Top Tourist Attractions in Spain
Motorhome Holidays in Spain
What to see and do on a holiday in Spain
With so many incredible sites to explore, Spain is a fantastic country for a rental motorhome holiday. Selecting a list of the top tourist attractions in Spain is a genuine challenge. Spain is a surprise to those who have the image of having to fight for towel space at one of its crowded beaches. There is much, much more to Spain. The landscape varies widely from beaches to mountains of Sierra Nevada. The evergreen estuaries of Galicia could hardly be more different from the deserts of Almería or the rugged mountains of the Sierra Nevada. And then there are the countless glittering beaches that dot the Spanish coast. From the ancient monuments left by the Romans and Moors, the medieval castles of the interior, the white villages in inland Andalucía or the vibrant cities of Barcelona and Madrid, there is a great mixture of cultural attractions in Spain.
Monasterio de Piedra
With its waterfalls, streams and natural pools, Monasterio de Piedra wins awards as one of the most scenic visitor attractions of Spain. In fact, so charming are the natural surrounds that you almost forget the central attraction – a stunning medieval monastery dating back to 1194 AD. The monastery features a pastiche of different architectural styles and was occupied by monks until 1835. From start to end a trip to Monasterio de Piedra is an indulgent experience. On top of these delights, the area contains a luxury hotel and spa, a wine museum and an exhibition devoted to chocolate. Motorhome Rental Spain
A drive to San Sebastian is well worth the time. Protected from strong winds by steep cliffs and islands, La Concha in San Sebastian is said by many to be one of the best city beaches in Europe, let alone Spain. Here you can go surfing, walk along the promenade in search of good restaurants and enjoy the beautiful views of the beach.
Part fortress, part palace and part garden the Alhambra is situated on a plateau overlooking the city of Granada in southern Spain. The palace was constructed in the 14th century by the Nasrid sultans. The Alhambra is now one of Spain’s major tourist attractions and many visitors come to Granada just to see the Alhambra.
Located on a wild dune beach and in front of a strip of clear, azure sea, the ruins of the Roman city Baelo Claudia will stir the imagination. Stretching back to the second century BC, Baelo Claudia was wealthy and successful enough to be granted municipal status by the Emperor Claudius. It went into disrepair later, as a result of various earthquakes and raids, leading to its eventual abandonment in the sixth century AD. Its former glory has never been restored, but that shouldn’t distract from what is ultimately one of the most underrated tourist attractions of Spain.
The Mezquita (Spanish for “Mosque”) of Cordoba is a fascinating building famous for the forest of pillars and arches inside the main hall. The site was originally a Roman temple, then a Visigothic church, before the Umayyad Moors built the Mezquita. After the Spanish Reconquista a cathedral was built into the center of the large Moorish building.

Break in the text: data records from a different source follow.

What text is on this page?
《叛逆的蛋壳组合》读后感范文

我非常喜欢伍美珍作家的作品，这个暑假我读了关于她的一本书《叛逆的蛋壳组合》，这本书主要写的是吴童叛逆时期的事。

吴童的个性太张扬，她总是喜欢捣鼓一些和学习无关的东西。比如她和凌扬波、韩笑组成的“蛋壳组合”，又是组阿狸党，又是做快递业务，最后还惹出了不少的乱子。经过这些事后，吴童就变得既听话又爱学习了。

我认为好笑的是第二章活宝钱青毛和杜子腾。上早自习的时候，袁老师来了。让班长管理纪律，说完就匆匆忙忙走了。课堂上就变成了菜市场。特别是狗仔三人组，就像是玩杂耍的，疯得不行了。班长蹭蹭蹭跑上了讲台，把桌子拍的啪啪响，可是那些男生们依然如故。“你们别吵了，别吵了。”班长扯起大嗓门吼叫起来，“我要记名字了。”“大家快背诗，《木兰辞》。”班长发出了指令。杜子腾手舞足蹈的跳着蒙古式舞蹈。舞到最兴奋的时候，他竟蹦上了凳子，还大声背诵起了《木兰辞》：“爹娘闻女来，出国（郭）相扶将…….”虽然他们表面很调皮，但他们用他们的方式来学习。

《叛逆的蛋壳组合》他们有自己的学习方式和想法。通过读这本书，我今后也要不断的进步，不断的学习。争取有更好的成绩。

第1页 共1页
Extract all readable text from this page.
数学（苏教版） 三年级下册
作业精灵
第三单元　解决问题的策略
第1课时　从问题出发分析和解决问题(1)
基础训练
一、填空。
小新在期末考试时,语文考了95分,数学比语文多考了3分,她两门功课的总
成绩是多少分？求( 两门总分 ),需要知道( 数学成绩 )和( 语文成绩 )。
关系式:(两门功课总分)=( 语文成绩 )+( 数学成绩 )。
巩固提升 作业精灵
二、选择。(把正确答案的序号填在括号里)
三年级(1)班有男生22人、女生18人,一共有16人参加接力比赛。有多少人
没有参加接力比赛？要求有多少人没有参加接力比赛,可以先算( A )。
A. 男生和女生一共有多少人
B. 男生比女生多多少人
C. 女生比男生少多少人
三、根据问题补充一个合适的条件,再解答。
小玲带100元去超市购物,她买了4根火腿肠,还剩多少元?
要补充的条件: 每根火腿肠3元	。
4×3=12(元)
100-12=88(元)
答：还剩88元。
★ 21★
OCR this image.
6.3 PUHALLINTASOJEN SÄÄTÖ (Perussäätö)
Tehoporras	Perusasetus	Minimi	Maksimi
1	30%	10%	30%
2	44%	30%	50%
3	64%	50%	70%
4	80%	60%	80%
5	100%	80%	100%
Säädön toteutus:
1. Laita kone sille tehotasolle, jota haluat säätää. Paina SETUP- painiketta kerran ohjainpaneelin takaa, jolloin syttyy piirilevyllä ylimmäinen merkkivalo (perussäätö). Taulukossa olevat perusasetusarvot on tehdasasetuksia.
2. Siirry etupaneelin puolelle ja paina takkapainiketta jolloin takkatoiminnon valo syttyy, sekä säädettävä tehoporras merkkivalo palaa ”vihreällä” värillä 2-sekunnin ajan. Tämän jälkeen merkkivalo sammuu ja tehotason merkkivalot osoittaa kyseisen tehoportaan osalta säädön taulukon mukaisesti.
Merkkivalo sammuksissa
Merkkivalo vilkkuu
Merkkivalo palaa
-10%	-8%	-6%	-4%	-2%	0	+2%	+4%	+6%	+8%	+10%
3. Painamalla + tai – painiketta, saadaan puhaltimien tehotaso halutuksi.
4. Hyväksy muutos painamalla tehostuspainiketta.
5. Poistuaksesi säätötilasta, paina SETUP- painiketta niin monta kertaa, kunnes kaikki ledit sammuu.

Situated between Madrid and Valencia, Cuenca is a marvelous example of a medieval city, built on the steep sides of a mountain. The many “hanging houses” are built right up to the cliff edge, making Cuenca one of the most striking towns in Spain, a gem in the province of Castilla La Mancha.
The Sagrada Familia
The Sagrada Familia is a large Roman Catholic church in Barcelona, and one of Spain’s most visited tourist attractions. It’s a design by Antoni Gaudí, a Catalan architect who worked on this project for almost 40 years until his death in 1926. The construction of the basilica began in 1882 and still as yet not finished.
Is the ultimate symbol of Spain’s former royal glory. Lying 50 kilometres outside Madrid, this UNESCO-listed sixteenth century royal complex was built under the orders of King Philip II of Spain between 1563 and 1567. Its style, now known as Herrerian, was considered innovative at the time and it’s worth making the day trip from Madrid for this alone. Then there’s the fact that many of Spain’s monarchs have been buried within its imposing grand granite walls. Add to the mix around 1,600 paintings on display and El Escorial really is a royal residence to remember.
The Palacio Real
The Palacio Real (Royal Palace) of Madrid is the official residence of the King of Spain although it is only used for state ceremonies. The Royal Palace was built between 1738 to 1755 and King Carlos III took up residence in the palace in 1764.
Pamplona is a city in Navarra, famous for its San Fermín festival held each year from July 6th – 14th. At the heart of the festival is El Encierro, the Running of the Bulls, an activity that involves running in front of a dozen bulls that have been let loose, on a course of the town’s streets.